Blogue au thon

Bons baisers du parc des Laurentides

Je dois vous avouer quelque chose : j’ai toujours beaucoup aimé traverser la route du Parc des Laurentides, cette magnifique presque-autoroute qui relie Québec et le Saguenay.
Quand j’étais plus jeune, c’était plus long faire cette route, qui était aussi beaucoup plus dangereuse, surtout en hiver. Il n’y avait qu’une seule et unique chaussée, ce n’était pas possible d’effectuer des dépassements partout et des microclimats sévissant à certains endroits précis avaient le don de gâcher en un éclair les conditions routières et de les rendre encore plus dangereuses que jamais.
Rajoutez à ça la témérité de nombre de conducteurs qui écrasent leur accélérateur à des endroits dangereux et qui prennent des risques et vous avez tous les ingrédients pour faire de cette artère une route de la mort.
D’ailleurs, plusieurs surnoms ont été attribués à la route du Parc des Laurentides : la route de la mort et le boulevard des coroners étant ceux dont je me souviens le plus.
Quand j’ai commencé à conduire, j’avais quand même hâte d’effectuer ma première traversée du Parc des Laurentides, chose que j’ai pu faire en septembre 1998. De jeune passager ébaubi par les paysages grandioses de cette route, je suis devenu un conducteur qui avait un vilain plaisir à circuler dessus, notamment en raison de tous ces défis que la dangerosité de cette route exigeait.
Au fur et à mesure que se sont effectuées mes traversées du Parc en tant que conducteur, je me suis mis à redouter deux endroits. D’abord, le kilomètre 108. En provenance de Québec, la route longe un lac et monte ensuite une côte qui se termine par un brusque virage à gauche. C’était l’un des endroits où il y avait le plus souvent des accidents mortels, tout comme l’autre endroit qui me foutait la trouille, les fameuses courbes situées juste au nord de la halte routière de L’Étape. Négociées à haute vitesse, la moindre fausse-manœuvre pouvait s’avérer fatale, surtout si un camion s’en venait dans l’autre direction. Encore une fois, beaucoup d’accidents se sont produits dans ces fameuses courbes.

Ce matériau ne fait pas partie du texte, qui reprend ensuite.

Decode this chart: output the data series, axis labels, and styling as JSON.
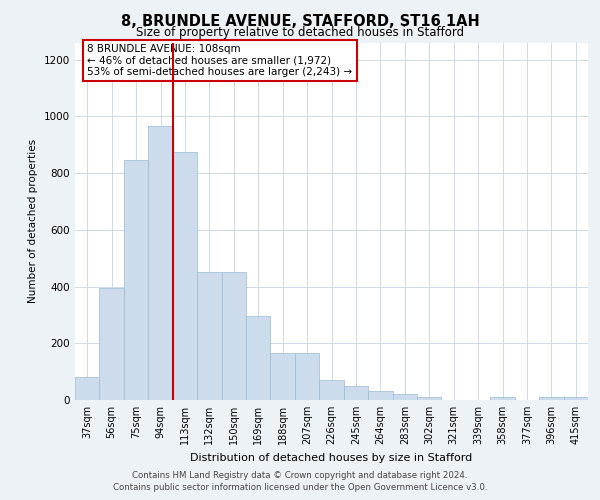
{
  "title_line1": "8, BRUNDLE AVENUE, STAFFORD, ST16 1AH",
  "title_line2": "Size of property relative to detached houses in Stafford",
  "xlabel": "Distribution of detached houses by size in Stafford",
  "ylabel": "Number of detached properties",
  "categories": [
    "37sqm",
    "56sqm",
    "75sqm",
    "94sqm",
    "113sqm",
    "132sqm",
    "150sqm",
    "169sqm",
    "188sqm",
    "207sqm",
    "226sqm",
    "245sqm",
    "264sqm",
    "283sqm",
    "302sqm",
    "321sqm",
    "339sqm",
    "358sqm",
    "377sqm",
    "396sqm",
    "415sqm"
  ],
  "values": [
    80,
    395,
    845,
    965,
    875,
    450,
    450,
    295,
    165,
    165,
    70,
    50,
    30,
    20,
    10,
    0,
    0,
    10,
    0,
    10,
    10
  ],
  "bar_color": "#ccdcec",
  "bar_edge_color": "#9bbbd4",
  "vline_x": 3.5,
  "vline_color": "#cc0000",
  "annotation_text": "8 BRUNDLE AVENUE: 108sqm\n← 46% of detached houses are smaller (1,972)\n53% of semi-detached houses are larger (2,243) →",
  "annotation_box_facecolor": "#ffffff",
  "annotation_box_edgecolor": "#cc0000",
  "ylim_max": 1260,
  "yticks": [
    0,
    200,
    400,
    600,
    800,
    1000,
    1200
  ],
  "footer_line1": "Contains HM Land Registry data © Crown copyright and database right 2024.",
  "footer_line2": "Contains public sector information licensed under the Open Government Licence v3.0.",
  "fig_bg_color": "#edf2f7",
  "plot_bg_color": "#ffffff",
  "grid_color": "#d0d8e4"
}
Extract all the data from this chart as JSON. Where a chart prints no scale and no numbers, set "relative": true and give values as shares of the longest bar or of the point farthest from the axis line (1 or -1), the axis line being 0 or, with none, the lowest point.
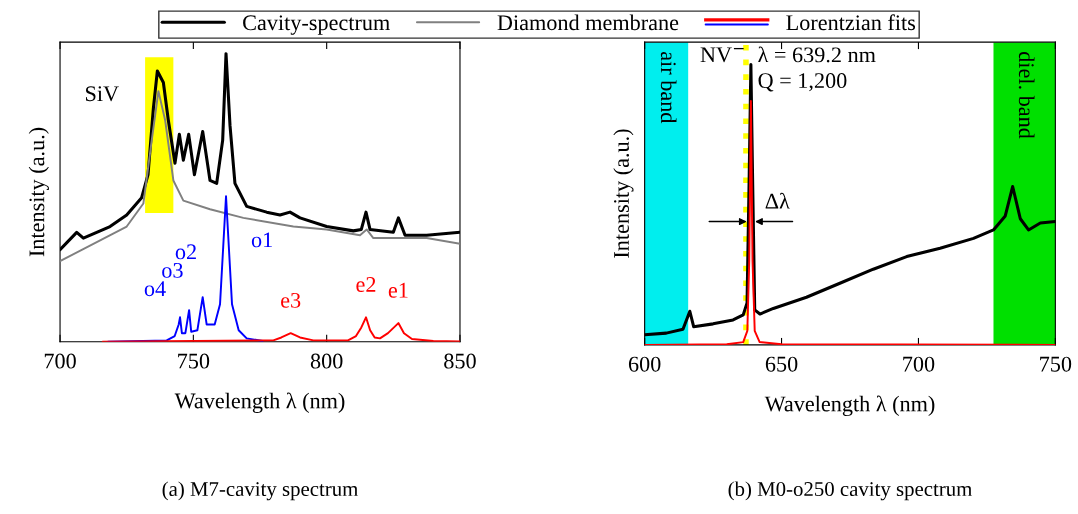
{
  "chart_data": [
    {
      "type": "line",
      "relative": true,
      "xlabel": "Wavelength λ (nm)",
      "ylabel": "Intensity (a.u.)",
      "xlim": [
        700,
        850
      ],
      "xticks": [
        700,
        750,
        800,
        850
      ],
      "legend": "top",
      "grid": false,
      "series": [
        {
          "name": "Cavity-spectrum",
          "color": "#000000",
          "x": [
            700,
            706.25,
            708.75,
            718.75,
            725,
            730.6,
            733,
            735,
            736.5,
            738.75,
            740.6,
            743.1,
            744.75,
            746.25,
            748.25,
            750.4,
            753.5,
            756.25,
            758.75,
            761,
            762.25,
            763.75,
            765.6,
            770,
            777.5,
            782.5,
            786.25,
            790,
            800,
            810,
            813,
            814.75,
            816.25,
            825,
            826.9,
            829.4,
            837.5,
            850
          ],
          "values": [
            0.32,
            0.38,
            0.36,
            0.4,
            0.44,
            0.5,
            0.58,
            0.81,
            0.94,
            0.9,
            0.77,
            0.62,
            0.72,
            0.63,
            0.72,
            0.58,
            0.73,
            0.56,
            0.55,
            0.7,
            1.0,
            0.75,
            0.55,
            0.47,
            0.45,
            0.44,
            0.45,
            0.43,
            0.4,
            0.385,
            0.39,
            0.45,
            0.39,
            0.38,
            0.43,
            0.37,
            0.37,
            0.38
          ]
        },
        {
          "name": "Diamond membrane",
          "color": "#808080",
          "x": [
            700,
            712.5,
            725,
            731.25,
            734.4,
            736.9,
            739.4,
            742.5,
            746.25,
            756.25,
            768.75,
            787.5,
            800,
            812.5,
            815,
            817.5,
            837.5,
            850
          ],
          "values": [
            0.28,
            0.34,
            0.4,
            0.48,
            0.7,
            0.87,
            0.77,
            0.56,
            0.49,
            0.46,
            0.43,
            0.4,
            0.39,
            0.37,
            0.39,
            0.36,
            0.36,
            0.34
          ]
        },
        {
          "name": "Lorentzian fits",
          "color": "#0000ff",
          "x": [
            718,
            740,
            743,
            744.5,
            745,
            745.7,
            747,
            748.4,
            749.2,
            751.5,
            753.5,
            755,
            758,
            760,
            761.2,
            762.25,
            763.3,
            764.5,
            767,
            770,
            776
          ],
          "values": [
            0,
            0.005,
            0.02,
            0.06,
            0.085,
            0.03,
            0.03,
            0.11,
            0.035,
            0.04,
            0.155,
            0.06,
            0.06,
            0.13,
            0.33,
            0.505,
            0.33,
            0.13,
            0.04,
            0.012,
            0.003
          ]
        },
        {
          "color": "#ff0000",
          "x": [
            716,
            780,
            783,
            786.5,
            790,
            795,
            808,
            811,
            813,
            814.75,
            816.3,
            818,
            820,
            823,
            826.9,
            829,
            832,
            840,
            850
          ],
          "values": [
            0,
            0.005,
            0.015,
            0.03,
            0.015,
            0.005,
            0.005,
            0.02,
            0.05,
            0.085,
            0.04,
            0.015,
            0.012,
            0.03,
            0.065,
            0.03,
            0.01,
            0.003,
            0.001
          ]
        }
      ],
      "bands": [
        {
          "axis": "x",
          "from": 731.9,
          "to": 742.5,
          "color": "#ffff00"
        }
      ],
      "annotations": [
        {
          "text": "SiV",
          "x": 736.5,
          "y": 0.94
        },
        {
          "text": "o1",
          "x": 762.25,
          "y": 0.505
        },
        {
          "text": "o2",
          "x": 753.5,
          "y": 0.155
        },
        {
          "text": "o3",
          "x": 748.4,
          "y": 0.11
        },
        {
          "text": "o4",
          "x": 745,
          "y": 0.085
        },
        {
          "text": "e1",
          "x": 826.9,
          "y": 0.065
        },
        {
          "text": "e2",
          "x": 814.75,
          "y": 0.085
        },
        {
          "text": "e3",
          "x": 786.5,
          "y": 0.03
        },
        "(a) M7-cavity spectrum"
      ]
    },
    {
      "type": "line",
      "relative": true,
      "xlabel": "Wavelength λ (nm)",
      "ylabel": "Intensity (a.u.)",
      "xlim": [
        600,
        750
      ],
      "xticks": [
        600,
        650,
        700,
        750
      ],
      "grid": false,
      "series": [
        {
          "color": "#000000",
          "x": [
            600,
            607.9,
            614,
            616.5,
            617.9,
            625,
            632.3,
            636,
            637.4,
            638.2,
            638.8,
            639.4,
            640.2,
            642.1,
            647,
            659.1,
            671.3,
            683.5,
            695.7,
            707.9,
            720.1,
            727.4,
            731.7,
            734.4,
            737.2,
            740.2,
            744.5,
            750
          ],
          "values": [
            0.036,
            0.042,
            0.056,
            0.12,
            0.065,
            0.075,
            0.089,
            0.107,
            0.15,
            0.61,
            1.0,
            0.61,
            0.125,
            0.11,
            0.13,
            0.17,
            0.22,
            0.27,
            0.315,
            0.345,
            0.38,
            0.41,
            0.46,
            0.565,
            0.45,
            0.41,
            0.435,
            0.44
          ]
        },
        {
          "color": "#ff0000",
          "x": [
            600,
            630,
            636,
            637.5,
            638.2,
            638.8,
            639.4,
            640.2,
            642,
            650,
            750
          ],
          "values": [
            0,
            0.002,
            0.01,
            0.05,
            0.3,
            0.87,
            0.3,
            0.05,
            0.01,
            0.002,
            0
          ]
        }
      ],
      "bands": [
        {
          "axis": "x",
          "from": 600,
          "to": 615.9,
          "color": "#00eeee",
          "label": "air band"
        },
        {
          "axis": "x",
          "from": 727.4,
          "to": 750,
          "color": "#00e000",
          "label": "diel. band"
        }
      ],
      "ref_lines": [
        {
          "axis": "x",
          "value": 637,
          "label": "NV$^{−}$",
          "color": "#ffff00",
          "line_style": "dotted"
        }
      ],
      "annotations": [
        "λ = 639.2 nm",
        "Q = 1,200",
        {
          "text": "Δλ",
          "x": 638.8,
          "y": 0.44
        },
        "(b) M0-o250 cavity spectrum"
      ]
    }
  ]
}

Il aura fallu d’ailleurs beaucoup de morts et de pressions politiques pour que les choses finissent par changer. L’idée d’un lien autoroutier entre le Saguenay et Québec date d’ailleurs des années 70. Des assemblées, des pétitions et des gestes d’éclats ont été posés dans l’indifférence politique la plus pure pendant combien d’années avant qu’on commence à parler de faire la belle quasi-autoroute sur laquelle nous circulons aujourd’hui!
Autant traverser le Parc des Laurentides pouvait être stressant il y a dix, vingt ou trente ans, autant c’est presque un jeu d’enfants de le faire maintenant. Le terre-plein en plein milieu de la route élimine le risque de collision frontale tandis que les clôtures, posées sur le long d’une bonne partie du trajet, empêchent les collisions avec la grande faune, celle-ci bénéficiant maintenant d’aménagements spéciaux situés sous la chaussée pour qu’ils puissent la traverser en toute sécurité.
Outre ce qui la rendait difficile et exigeante, ce boulevard de la mort avait quand même quelques charmes : ses paysages, sa faune – du moment qu’elle ne s’approchait pas trop de la chaussée – et son air frais, fort agréable en été, même si les insectes y sont toutefois abondants.
J’aimais bien approcher l’intersection de la route 169, qui mène vers le Lac-Saint-Jean. La nuit, ses lampadaires avaient le don de nous sécuriser et de nous dire que nous n’étions plus qu’à moins d’une heure d’arriver à la maison.
J’aimais aussi aller à la halte routière de l’Étape, ouverte 24 heures à longueur d’année. J’y ai souvenir des nombreuses machines distributrices qui la composaient, des toilettes mal entretenues qu’on y retrouvait, de la nourriture pas toujours bonne qui y était servie, des dizaines de gommes étampées sur l’asphalte du stationnement et de « Let’em In » de Paul McCartney jouée par un orchestre philharmonique du fond du Dakota du Nord qui jouait à 150 décibels dans les haut-parleurs.
En septembre 2003, tout ça est passé au feu dans un mémorable incendie. L’animateur André Arthur, qui détestait cet endroit comme la peste, ne s’est pas gêné pour danser sur sa tombe dans son émission de radio matinale le matin du sinistre. Le tout fait maintenant place à un magnifique bâtiment en bois où c’est beaucoup plus clair de circuler, où la nourriture est savoureuse, où l’on peut faire ses besoins dans la propreté.
C’est un peu à l’image de la route qu’elle longe et qui lui donne une raison d’être utile, car il lui aura fallu un sinistre pour qu’on en ait une version améliorée.